A senior government source told the Telegraph that the motion will embroil the Queen – who is impartial on political issues – in the row. “The Palace is not happy,” the source said. “It risks dragging the crown into political issues. It is a concern. The Crown has to respond. There are concerns at the Palace that about using a procedure to address non-controversial issues in a controversial way.”’ That is as may be, but apparently all the palace said publicly was that the Queen will not wade into political matters. “Parliamentary procedures are a matter for Parliament.”

Until about a year ago the monarchy website said that the Queen always acts on the advice of the Prime Minister. This statement does not appear on the new website, but it is surely not credible that the Queen has changed her position.
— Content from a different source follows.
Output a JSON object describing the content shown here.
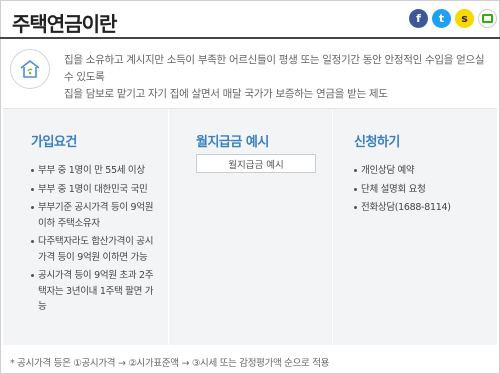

In reality then it is up to the Prime Minister how she will respond.

This is somewhat different from the situation in 1931 when Ramsay MacDonald who had been leading a minority government submitted his resignation to George V. The King persuaded MacDonald that it was his duty to form a new government to address the financial crisis. This was a perfectly reasonable thing to do even if things did not quite work out as the King had hoped. At some point since then the monarch decided that such activism is too controversial.

These days, where the Royal family does have influence is over matters that affect it. If for example a Bill is drawn up that may adversely affect the finances of the Duchy of Cornwall, Prince Charles will complain privately and a minister will then advise him to use his power of veto over that Bill.

During the debate Jacob Rees-Mogg welcomed the use of the ‘humble address’ procedure. In fact Keir Starmer’s use of it was justified only because a suitable purely parliamentary procedure does not exist. It is not the role of the Queen that is in question, but the lack of adequate mechanisms to hold government to account.

None of this flummary would have been necessary if the government had behaved responsibly and had discussed what information could be divulged with select committees at a much earlier.